Sounds like a funny question, but what is the right answer? Is there a universal unwritten rule? Should you always wave so that other runners will see you as friendly? Or should you only wave at people you know so that a stranger won't think you are a potential stalker?

In Texas, it is typical to wave and even say hello to every runner you pass on your runs. Heck, I wave at runners, walkers, people's dogs, and even a few passing motorists who yell out the window. I figure they are either saying "Hi!", because they know me or they are admiring my running technique. Either way, a wave is indicated. I also talk nonstop while I run, so people either love to run with me or find me incredibly annoying. I was even told to shut up by another runner while running a marathon. Guess they were having a bad day. I know my incessant chatter can be distracting, but what about the wave?

To complicate the musing in my head, I also wonder about cyclists? Do you wave to everyone on a bike? After plunging head first into the triathlon world and riding hundreds of miles, I still don't know the answer to the waving question when it comes to cyclists. The first few months I was learning how to cycle without falling down; a wave would've caused me to crash. I didn't even think about it! Now, I often wave or at least nod at the passing cyclists. You never know who is a friend or not with the helmets on.

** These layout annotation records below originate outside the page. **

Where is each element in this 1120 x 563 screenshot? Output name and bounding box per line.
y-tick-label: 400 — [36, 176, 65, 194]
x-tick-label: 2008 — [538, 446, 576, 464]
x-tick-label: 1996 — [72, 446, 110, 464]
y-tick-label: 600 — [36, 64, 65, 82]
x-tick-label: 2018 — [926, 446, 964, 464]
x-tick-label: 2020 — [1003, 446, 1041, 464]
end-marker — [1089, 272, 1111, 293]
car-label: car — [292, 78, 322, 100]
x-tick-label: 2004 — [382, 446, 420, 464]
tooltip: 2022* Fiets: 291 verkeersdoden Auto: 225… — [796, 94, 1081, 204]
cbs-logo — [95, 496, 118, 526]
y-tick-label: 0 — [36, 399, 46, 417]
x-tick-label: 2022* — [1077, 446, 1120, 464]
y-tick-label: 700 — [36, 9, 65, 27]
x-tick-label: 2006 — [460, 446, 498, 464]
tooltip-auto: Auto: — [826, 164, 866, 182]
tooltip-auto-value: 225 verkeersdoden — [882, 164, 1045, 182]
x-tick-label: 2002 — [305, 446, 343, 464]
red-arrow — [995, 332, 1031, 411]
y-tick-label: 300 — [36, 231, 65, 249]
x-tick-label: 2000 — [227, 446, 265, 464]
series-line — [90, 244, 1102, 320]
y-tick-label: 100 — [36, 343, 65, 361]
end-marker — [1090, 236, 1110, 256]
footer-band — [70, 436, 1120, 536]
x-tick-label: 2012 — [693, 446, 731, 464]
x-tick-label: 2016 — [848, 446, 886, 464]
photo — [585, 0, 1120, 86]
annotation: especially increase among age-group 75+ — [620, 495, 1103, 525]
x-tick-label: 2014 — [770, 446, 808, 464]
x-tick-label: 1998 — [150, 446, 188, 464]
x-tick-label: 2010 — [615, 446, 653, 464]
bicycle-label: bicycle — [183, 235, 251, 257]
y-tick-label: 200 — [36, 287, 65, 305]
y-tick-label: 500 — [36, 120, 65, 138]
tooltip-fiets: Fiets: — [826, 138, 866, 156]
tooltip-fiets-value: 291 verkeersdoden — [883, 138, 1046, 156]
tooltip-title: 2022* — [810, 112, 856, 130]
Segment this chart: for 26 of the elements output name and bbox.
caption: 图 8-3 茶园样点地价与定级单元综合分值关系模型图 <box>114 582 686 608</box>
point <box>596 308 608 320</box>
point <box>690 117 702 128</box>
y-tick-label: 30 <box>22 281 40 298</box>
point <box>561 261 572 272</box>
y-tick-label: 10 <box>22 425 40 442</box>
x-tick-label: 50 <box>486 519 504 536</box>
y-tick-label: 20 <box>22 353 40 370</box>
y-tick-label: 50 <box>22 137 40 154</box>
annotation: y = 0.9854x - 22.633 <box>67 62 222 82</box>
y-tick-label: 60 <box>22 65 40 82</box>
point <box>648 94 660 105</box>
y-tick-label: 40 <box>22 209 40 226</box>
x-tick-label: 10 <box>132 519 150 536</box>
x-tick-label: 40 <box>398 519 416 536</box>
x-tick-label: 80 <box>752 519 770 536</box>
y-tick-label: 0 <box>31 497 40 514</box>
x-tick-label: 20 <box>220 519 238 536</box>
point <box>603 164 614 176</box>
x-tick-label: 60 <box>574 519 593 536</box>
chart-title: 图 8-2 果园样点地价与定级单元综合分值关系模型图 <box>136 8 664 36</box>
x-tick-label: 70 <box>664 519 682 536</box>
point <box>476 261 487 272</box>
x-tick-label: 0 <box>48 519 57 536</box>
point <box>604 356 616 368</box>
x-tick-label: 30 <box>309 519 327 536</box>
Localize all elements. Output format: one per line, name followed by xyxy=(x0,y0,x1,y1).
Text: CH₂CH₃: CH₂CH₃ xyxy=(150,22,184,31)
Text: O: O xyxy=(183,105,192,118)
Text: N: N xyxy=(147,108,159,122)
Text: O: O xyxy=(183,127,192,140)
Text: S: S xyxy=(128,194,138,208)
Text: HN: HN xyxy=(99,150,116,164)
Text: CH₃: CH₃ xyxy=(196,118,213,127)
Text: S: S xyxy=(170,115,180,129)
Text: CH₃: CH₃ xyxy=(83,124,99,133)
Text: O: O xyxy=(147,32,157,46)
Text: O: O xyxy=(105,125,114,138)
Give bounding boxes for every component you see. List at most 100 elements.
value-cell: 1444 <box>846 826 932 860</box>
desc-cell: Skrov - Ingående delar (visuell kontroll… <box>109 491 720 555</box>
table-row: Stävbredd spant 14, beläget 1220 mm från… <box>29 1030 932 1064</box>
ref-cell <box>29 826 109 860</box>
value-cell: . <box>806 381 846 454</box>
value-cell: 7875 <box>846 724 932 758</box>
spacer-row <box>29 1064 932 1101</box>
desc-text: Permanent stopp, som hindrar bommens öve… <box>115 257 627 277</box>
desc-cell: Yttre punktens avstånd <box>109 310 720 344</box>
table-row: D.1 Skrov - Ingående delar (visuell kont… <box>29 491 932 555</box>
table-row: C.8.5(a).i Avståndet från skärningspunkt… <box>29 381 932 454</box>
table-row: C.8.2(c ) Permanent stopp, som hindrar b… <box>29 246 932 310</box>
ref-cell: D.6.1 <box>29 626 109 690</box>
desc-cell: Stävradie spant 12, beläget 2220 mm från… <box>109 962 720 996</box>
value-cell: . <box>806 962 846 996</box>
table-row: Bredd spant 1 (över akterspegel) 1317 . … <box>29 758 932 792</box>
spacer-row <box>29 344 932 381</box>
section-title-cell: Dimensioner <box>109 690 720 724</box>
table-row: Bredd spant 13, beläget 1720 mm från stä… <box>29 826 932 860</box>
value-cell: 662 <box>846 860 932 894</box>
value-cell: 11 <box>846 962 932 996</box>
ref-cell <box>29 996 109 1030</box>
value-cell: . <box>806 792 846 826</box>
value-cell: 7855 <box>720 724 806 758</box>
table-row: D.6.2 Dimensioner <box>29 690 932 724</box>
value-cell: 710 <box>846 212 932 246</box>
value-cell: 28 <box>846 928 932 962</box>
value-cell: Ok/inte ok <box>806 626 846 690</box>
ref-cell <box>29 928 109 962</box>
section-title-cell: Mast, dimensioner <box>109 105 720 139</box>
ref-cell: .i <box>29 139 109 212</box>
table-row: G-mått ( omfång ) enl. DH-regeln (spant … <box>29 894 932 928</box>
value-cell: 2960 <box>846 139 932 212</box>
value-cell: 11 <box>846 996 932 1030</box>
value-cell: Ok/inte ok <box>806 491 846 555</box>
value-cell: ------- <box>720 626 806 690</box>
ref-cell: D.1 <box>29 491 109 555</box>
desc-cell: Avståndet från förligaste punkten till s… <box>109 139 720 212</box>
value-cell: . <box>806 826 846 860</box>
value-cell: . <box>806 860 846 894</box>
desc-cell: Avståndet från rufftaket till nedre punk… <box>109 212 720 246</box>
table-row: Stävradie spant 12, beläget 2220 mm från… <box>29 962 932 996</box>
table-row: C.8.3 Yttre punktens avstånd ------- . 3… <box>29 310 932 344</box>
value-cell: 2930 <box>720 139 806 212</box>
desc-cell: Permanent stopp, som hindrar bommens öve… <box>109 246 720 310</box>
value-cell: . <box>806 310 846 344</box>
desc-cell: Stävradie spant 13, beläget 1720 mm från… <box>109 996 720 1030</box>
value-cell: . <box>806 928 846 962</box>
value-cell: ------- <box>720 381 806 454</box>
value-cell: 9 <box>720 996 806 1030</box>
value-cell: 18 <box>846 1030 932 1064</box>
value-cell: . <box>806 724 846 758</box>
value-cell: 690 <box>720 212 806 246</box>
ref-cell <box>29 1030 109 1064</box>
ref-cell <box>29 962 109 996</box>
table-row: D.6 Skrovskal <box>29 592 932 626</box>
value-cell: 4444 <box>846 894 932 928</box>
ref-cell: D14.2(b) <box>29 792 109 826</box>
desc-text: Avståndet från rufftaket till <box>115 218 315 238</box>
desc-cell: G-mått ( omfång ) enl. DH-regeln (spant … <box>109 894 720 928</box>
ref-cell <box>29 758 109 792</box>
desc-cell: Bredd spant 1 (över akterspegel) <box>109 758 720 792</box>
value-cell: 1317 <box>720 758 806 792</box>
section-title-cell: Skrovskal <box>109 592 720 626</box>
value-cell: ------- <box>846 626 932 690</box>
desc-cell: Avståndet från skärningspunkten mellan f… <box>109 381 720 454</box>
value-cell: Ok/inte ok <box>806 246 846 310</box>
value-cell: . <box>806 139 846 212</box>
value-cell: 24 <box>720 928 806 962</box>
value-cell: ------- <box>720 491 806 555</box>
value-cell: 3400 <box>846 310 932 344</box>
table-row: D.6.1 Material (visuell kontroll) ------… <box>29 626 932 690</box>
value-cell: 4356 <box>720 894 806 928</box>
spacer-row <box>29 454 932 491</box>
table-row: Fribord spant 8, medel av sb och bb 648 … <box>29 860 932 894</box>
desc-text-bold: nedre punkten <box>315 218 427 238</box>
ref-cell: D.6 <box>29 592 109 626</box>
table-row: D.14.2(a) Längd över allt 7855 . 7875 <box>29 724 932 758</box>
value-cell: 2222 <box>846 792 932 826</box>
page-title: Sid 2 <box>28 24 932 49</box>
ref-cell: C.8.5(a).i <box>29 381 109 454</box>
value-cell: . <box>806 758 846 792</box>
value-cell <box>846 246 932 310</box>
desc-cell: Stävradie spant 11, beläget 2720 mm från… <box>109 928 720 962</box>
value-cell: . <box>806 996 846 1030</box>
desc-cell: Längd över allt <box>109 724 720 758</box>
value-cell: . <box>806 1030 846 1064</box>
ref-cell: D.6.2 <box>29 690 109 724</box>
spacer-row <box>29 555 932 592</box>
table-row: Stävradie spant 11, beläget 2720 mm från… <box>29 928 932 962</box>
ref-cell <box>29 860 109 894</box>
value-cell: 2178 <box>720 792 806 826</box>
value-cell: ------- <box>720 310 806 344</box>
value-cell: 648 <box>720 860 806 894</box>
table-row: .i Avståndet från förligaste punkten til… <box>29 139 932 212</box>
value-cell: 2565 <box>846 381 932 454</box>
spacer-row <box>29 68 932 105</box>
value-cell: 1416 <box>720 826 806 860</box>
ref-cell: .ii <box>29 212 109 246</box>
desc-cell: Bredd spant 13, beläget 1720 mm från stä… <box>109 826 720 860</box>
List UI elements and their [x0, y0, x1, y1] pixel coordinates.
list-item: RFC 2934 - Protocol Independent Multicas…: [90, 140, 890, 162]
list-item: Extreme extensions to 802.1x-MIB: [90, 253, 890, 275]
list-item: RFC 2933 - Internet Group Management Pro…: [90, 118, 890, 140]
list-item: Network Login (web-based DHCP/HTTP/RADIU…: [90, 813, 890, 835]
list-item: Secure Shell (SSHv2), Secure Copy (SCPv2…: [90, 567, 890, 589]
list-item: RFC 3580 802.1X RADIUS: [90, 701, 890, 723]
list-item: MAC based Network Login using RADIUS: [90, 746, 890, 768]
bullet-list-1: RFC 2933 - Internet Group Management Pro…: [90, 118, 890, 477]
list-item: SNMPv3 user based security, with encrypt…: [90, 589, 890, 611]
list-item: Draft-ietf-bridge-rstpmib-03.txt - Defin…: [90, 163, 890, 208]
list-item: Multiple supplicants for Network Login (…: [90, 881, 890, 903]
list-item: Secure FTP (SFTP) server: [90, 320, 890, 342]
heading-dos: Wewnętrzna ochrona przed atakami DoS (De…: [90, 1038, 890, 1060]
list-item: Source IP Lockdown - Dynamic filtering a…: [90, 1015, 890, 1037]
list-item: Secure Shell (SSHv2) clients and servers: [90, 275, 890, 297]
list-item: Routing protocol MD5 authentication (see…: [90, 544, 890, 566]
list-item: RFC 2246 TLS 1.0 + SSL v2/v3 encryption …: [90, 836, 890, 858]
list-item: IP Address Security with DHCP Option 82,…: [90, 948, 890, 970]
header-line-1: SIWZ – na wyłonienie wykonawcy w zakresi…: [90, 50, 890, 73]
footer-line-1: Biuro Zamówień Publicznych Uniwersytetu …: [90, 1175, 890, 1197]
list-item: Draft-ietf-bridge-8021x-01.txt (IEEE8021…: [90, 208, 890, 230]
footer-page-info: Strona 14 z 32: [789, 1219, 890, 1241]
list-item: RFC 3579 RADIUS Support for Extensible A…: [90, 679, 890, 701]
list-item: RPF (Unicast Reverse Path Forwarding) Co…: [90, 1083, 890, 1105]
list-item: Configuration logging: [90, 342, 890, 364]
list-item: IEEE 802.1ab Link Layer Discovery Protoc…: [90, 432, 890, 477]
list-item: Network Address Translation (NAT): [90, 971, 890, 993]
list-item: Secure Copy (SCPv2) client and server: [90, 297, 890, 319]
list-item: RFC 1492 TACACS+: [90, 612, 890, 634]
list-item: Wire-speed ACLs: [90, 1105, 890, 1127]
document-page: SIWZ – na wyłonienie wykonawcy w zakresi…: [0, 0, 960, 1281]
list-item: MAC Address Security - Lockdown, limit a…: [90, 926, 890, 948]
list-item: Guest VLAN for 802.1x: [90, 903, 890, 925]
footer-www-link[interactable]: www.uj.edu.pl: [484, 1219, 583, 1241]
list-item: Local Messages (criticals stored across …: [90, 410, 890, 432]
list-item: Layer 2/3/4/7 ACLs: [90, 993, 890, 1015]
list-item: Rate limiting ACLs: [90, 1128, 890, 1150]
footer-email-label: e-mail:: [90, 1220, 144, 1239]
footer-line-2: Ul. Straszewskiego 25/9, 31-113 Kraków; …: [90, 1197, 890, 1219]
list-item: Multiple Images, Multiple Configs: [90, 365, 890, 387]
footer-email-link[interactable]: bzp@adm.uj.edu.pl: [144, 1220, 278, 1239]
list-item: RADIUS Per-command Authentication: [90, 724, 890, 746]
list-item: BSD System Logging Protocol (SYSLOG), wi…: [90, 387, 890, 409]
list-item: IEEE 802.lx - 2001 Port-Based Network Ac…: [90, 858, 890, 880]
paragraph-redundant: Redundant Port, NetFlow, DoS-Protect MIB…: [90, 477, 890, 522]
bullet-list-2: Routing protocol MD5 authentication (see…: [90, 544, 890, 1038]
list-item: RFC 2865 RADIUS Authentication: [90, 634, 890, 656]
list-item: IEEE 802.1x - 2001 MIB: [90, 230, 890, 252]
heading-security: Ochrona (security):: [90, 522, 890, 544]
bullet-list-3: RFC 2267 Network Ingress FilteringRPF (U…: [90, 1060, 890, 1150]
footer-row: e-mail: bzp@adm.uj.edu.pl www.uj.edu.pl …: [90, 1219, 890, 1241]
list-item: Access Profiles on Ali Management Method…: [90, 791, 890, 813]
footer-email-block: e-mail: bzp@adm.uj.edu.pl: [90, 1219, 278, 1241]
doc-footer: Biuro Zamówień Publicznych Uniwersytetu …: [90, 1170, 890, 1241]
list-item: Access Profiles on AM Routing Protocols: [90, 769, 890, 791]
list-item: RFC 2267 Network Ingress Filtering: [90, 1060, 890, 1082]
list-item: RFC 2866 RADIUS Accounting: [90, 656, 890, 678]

Geography may also have something to do with it. I have come to realize, after running quite a bit while traveling, that the automatic wave is not the norm in other cities. I even started to think it was just a Texas thing, but remembered my childhood running in Rhode Island where everyone waved. Then again, everyone knew everyone else in my small town. Maybe it's a suburbia thing. In fact, while running in Chicago, people looked at me quite strange when I waved. No one actually returned my hello and I have to admit I was not feeling very welcome by the time I finished. My experience was similar in Pittsburgh. Not a lot of waving going on. I expected the same in New York, but was surprised when I received quite a few waves and even a passing grunt while running. Who knew New York runners may be friendlier than Chicago and Pittsburgh?

So, I embarked on a mission to answer the waving question. To wave or not to wave? After a very unscientific poll of over a hundred runners across the country, it turns out there are no hard and fast rules. There are however some loose guidelines:

        1. It is always better to wave than not to wave unless you are running in a city. Wavers may be confused with muggers.
        2. Wavers tend to be out for a recreational run, not a hard tempo run or speed workout.
        3. There are more wavers in the South than in the North.
        4. Woman wave more than men. In fact, one man felt a wave may be interpreted as a pick up line.
        5. Non-wavers are often wearing an IPod and never even realize they are possibly considered rude and unfriendly.
        6. Most cyclists have actually never even thought about waving, but feel a simple nod is recognition enough.

So, I guess there is no universal rule about waving, but I am going to continue to wave to every and all runners to try to foster a community feeling while I run, but as for cycling; I think I will stick to the nod.